Question about pfsense and CloudFlare

[S-F]

I followed this guide to set up CloudFlarfe as my DNS server on my pfsense machine and my results are a bit off it would seem. Instead of the three servers that I specified in pfsense, the two CloudFlare servers and Google, I see what I believe is an IPv6 address listed first, then the two CloudFlare servers followed by Google. See attached:

Any thoughts?

 

[FNtastic]

Currently on the road. But, from a quick Google on my phone, that looks like the IPV6 DNS provided by Comcast. May want to turn off IPV6, or find the IPV6 DNS you want to use and update them. I'll see what I can do to help more when I get home, if you're still running into trouble.

 

[S-F]

Thanks for the tip! Yes it's true. I am a subject of the evil empire, Comcast. When you say "turn off IPv6" what do you mean specifically? How do I accomplish this in pfsense?

 

[FNtastic]

Thanks for the tip! Yes it's true. I am a subject of the evil empire, Comcast. When you say "turn off IPv6" what do you mean specifically? How do I accomplish this in pfsense?

Interfaces -> WAN -> IPv6 Configuration Type -> set to None, Save, Apply. Then do the same for LAN interface. That should take care of it. Flush your DNS cache on your machine if you're still getting undesired results. The command in Windows is

ipconfig /flushdns

 

[S-F]

Hmmm. Works for the WAN. For the LAN I get this error:


"The DHCP6 Server is active on this interface and it can be used only with a static IPv6 configuration. Please disable the DHCPv6 Server service on this interface first, then change the interface configuration."

 

[FNtastic]

Hmmm. Works for the WAN. For the LAN I get this error:


"The DHCP6 Server is active on this interface and it can be used only with a static IPv6 configuration. Please disable the DHCPv6 Server service on this interface first, then change the interface configuration."

Services -> DHCPv6 Server. See if you can disable it there.

 

[S-F]

Still not working. I still see the Comcast address. I did an ipconfig/release -> ipconfig/flushdns -> ipconfig/renew after disabling the DHCPv6 server. I'm thinking that this setting is only for the LAN. But what the Hell do I know?

EDIT: The DHCPv6 relay is disabled as well.


EDIT PART 2: For the Hell of it I decided to restart the machine. Now the Comcast address is gone. I assumed that flushdns would do it. Any ideas on which setting fixed this?

 

[FNtastic]

Still not working. I still see the Comcast address. I did an ipconfig/release -> ipconfig/flushdns -> ipconfig/renew after disabling the DHCPv6 server. I'm thinking that this setting is only for the LAN. But what the Hell do I know?

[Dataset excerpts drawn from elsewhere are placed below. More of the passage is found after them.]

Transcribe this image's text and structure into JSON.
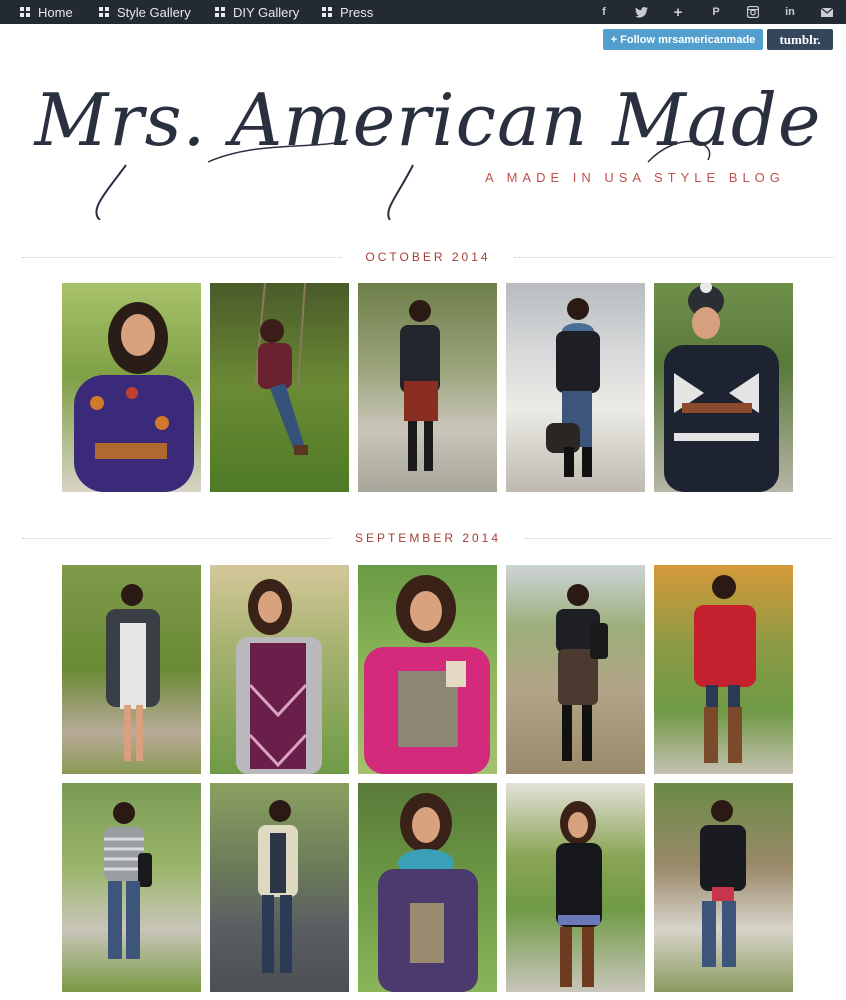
{
  "nav": {
    "items": [
      {
        "label": "Home"
      },
      {
        "label": "Style Gallery"
      },
      {
        "label": "DIY Gallery"
      },
      {
        "label": "Press"
      }
    ],
    "social": [
      {
        "icon": "facebook-icon",
        "glyph": "f"
      },
      {
        "icon": "twitter-icon",
        "glyph": "🐦"
      },
      {
        "icon": "plus-icon",
        "glyph": "+"
      },
      {
        "icon": "pinterest-icon",
        "glyph": "P"
      },
      {
        "icon": "instagram-icon",
        "glyph": "◘"
      },
      {
        "icon": "linkedin-icon",
        "glyph": "in"
      },
      {
        "icon": "email-icon",
        "glyph": "✉"
      }
    ]
  },
  "follow": {
    "follow_label": "+ Follow mrsamericanmade",
    "tumblr_label": "tumblr."
  },
  "header": {
    "title": "Mrs. American Made",
    "tagline": "A MADE IN USA STYLE BLOG"
  },
  "sections": [
    {
      "label": "OCTOBER 2014"
    },
    {
      "label": "SEPTEMBER 2014"
    }
  ],
  "colors": {
    "nav_bg": "#232a34",
    "accent": "#a83c36",
    "follow_blue": "#529ecc",
    "tumblr_navy": "#35465c"
  }
}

EDIT: The DHCPv6 relay is disabled as well.

Any other ideas?

The way to turn off IPV6 we've already done. Which is to turn it off in the WAN interface. You shouldn't need to do anything else. At this point, you might be troubleshooting Windows or pfsense. It's hard to say which one since what we've done should have disabled it. You might want to try rebooting the pfsense firewall and your Windows machine. You might also go into your DHCP status for the WAN and try to release the lease. Status -> interface -> release.
If you still run into trouble, download Wireshark. Release your IP on the Windows machine, begin packet capture as you enable your interface and it receives the DNS. That should help dig in to it deeper.

 

[Grebuloner]

Try these things:

1) On your Windows computer, network adapter properties, TCP/IPv4 (and again with TCP/IPv6), is it set to obtain DNS server address automatically? (If yes, see #2 for my ISP-avoiding DNS setup in pfsense). Or you can tell it to use specific DNS server addresses in that window. Go to the Advanced button to add more than two. ipconfig will list just those addresses.

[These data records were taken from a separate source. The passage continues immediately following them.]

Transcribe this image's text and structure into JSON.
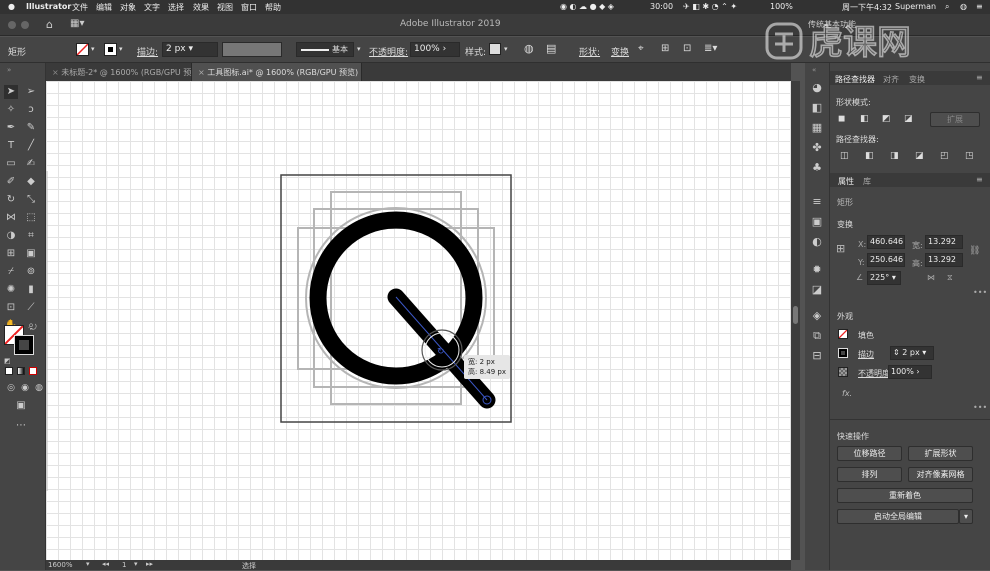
{
  "menubar": {
    "app": "Illustrator",
    "items": [
      "文件",
      "编辑",
      "对象",
      "文字",
      "选择",
      "效果",
      "视图",
      "窗口",
      "帮助"
    ],
    "clock": "周一下午4:32",
    "battery": "100%",
    "time_elapsed": "30:00",
    "user": "Superman"
  },
  "titlebar": {
    "title": "Adobe Illustrator 2019",
    "workspace": "传统基本功能"
  },
  "controlbar": {
    "shape_label": "矩形",
    "stroke_label": "描边:",
    "stroke_value": "2 px",
    "profile_label": "基本",
    "opacity_label": "不透明度:",
    "opacity_value": "100%",
    "style_label": "样式:",
    "shape_link": "形状:",
    "transform_link": "变换"
  },
  "tabs": [
    {
      "label": "未标题-2* @ 1600% (RGB/GPU 预览)"
    },
    {
      "label": "工具图标.ai* @ 1600% (RGB/GPU 预览)"
    }
  ],
  "tooltip": {
    "w": "宽: 2 px",
    "h": "高: 8.49 px"
  },
  "statusbar": {
    "zoom": "1600%",
    "page": "1",
    "tool": "选择"
  },
  "watermark": "虎课网",
  "rightpanel": {
    "tabs": [
      "路径查找器",
      "对齐",
      "变换"
    ],
    "shape_modes": "形状模式:",
    "expand": "扩展",
    "pathfinders": "路径查找器:",
    "props_tabs": [
      "属性",
      "库"
    ],
    "object_type": "矩形",
    "transform": "变换",
    "x_label": "X:",
    "x_value": "460.646",
    "w_label": "宽:",
    "w_value": "13.292 p",
    "y_label": "Y:",
    "y_value": "250.646",
    "h_label": "高:",
    "h_value": "13.292 p",
    "angle": "225°",
    "appearance": "外观",
    "fill": "填色",
    "stroke": "描边",
    "stroke_value": "2 px",
    "opacity": "不透明度",
    "opacity_value": "100%",
    "fx": "fx.",
    "quick_actions": "快速操作",
    "btn_offset": "位移路径",
    "btn_expand_shape": "扩展形状",
    "btn_arrange": "排列",
    "btn_align_pixel": "对齐像素网格",
    "btn_recolor": "重新着色",
    "btn_global_edit": "启动全局编辑"
  }
}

2) PFSense > System > General Setup: This is my DNS configuration setting (the IPv6 DNSes are Cloudfare), multiple tests on the pfsense box and on systems themselves verify that it doesn't use the proprietary DNS my ISP assigns me. The Windows boxes are set to "Obtain DNS server address automatically" and list the PFsense IP as the DNS address in ipconfig.

I also have the DNS Resolver (Services > DNS Resolver) configured as such (the blued out box is a DMZ VLAN), all other settings basically left to default.

 

[FNtastic]

Yep. Like suggested in my first post, you always have the option to add the appropriate IPV6 DNS to pfsense.

Looks like Grebuloner has that information.

Although, very odd that you're still getting IPV6 DNS assigned after disabling it. Just depends on how much time you want to spend going down that path.